Orzechowski, Cohen, Young i Kaper - koncert niemagiczny

Autor: 
Maciej Karłowski
Autor zdjęcia: 
Krzysztof Machowina (slider)

Avishai Cohen nie jest w Polsce częstym gościem, choć jego październikowy pobyt, na zaproszenie Polin z okazji pierwszych urodzin stałej ekspozycji muzeum, nie był pierwszym w naszym kraju. Nie pierwszy raz też spotkał się z polskimi muzykami. Niektórzy pewnie pamiętają trasę koncertową i wspólne nagranie jakiego dokonał z zespołem gdańskiego gitarzysty i lidera Macieja Grzywacza.

Wówczas nie był jeszcze członkiem słynnego SF Jazz Collective, nie miał na koncie dwóch entuzjastycznie przyjętych albumów zespołu Triveni ani też planów na wydanie albumu w ECM (płyta ma się ukazać w przyszłym roku). Być może więc właśnie dlatego tamtejszy pobyt Cohena nie miał szansy być ogłaszany jako wielkie wydarzenie.
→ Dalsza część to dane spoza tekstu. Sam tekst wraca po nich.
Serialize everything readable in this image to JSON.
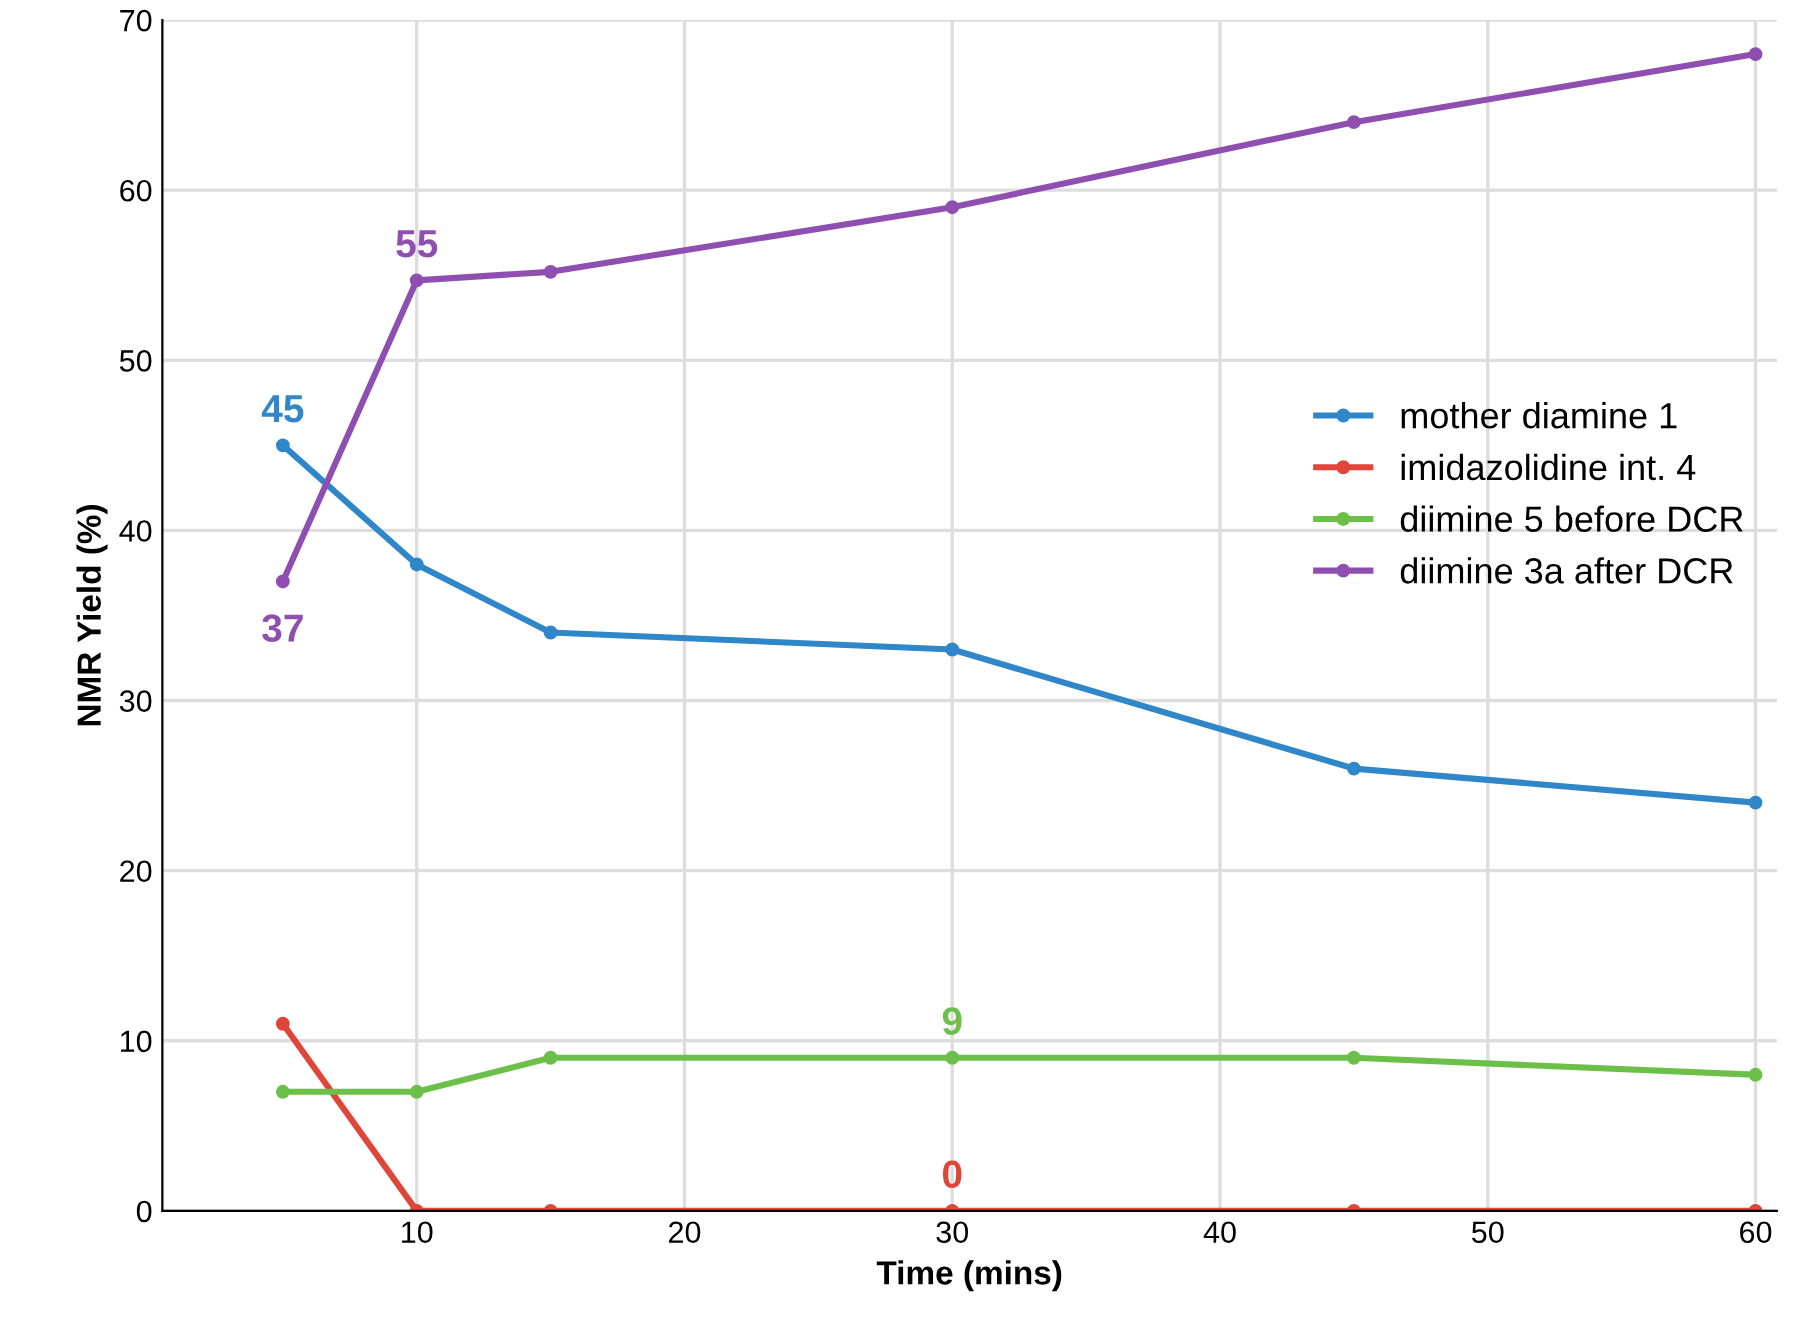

Teraz, kiedy miał stanąć na dużej scenie Muzeum Historii Żydów Polskich Polin w towarzystwie dobrze znanego młodego pianisty Piotra Orzechowskiego i zagrać muzykę dwóch bardzo już słynnych twórców, Bronisława Kapera i Victora Younga, promocyjna tuba zagrzmiała szczególnie mocno. Na tyle mocno, że sala wypełniona była niemal po brzegi. Nie przeszkodził temu nawet informacyjny falstart w jednym z głównych dzienników naszego rynku, na łamach którego zrobiono z Avishaia Cohena – trębacza, Avishaia Cohena kontrabasistę. A może to właśnie ta pomyłka w wysokonakładowej prasie sprawiła, że publiczność tak bardzo dopisała?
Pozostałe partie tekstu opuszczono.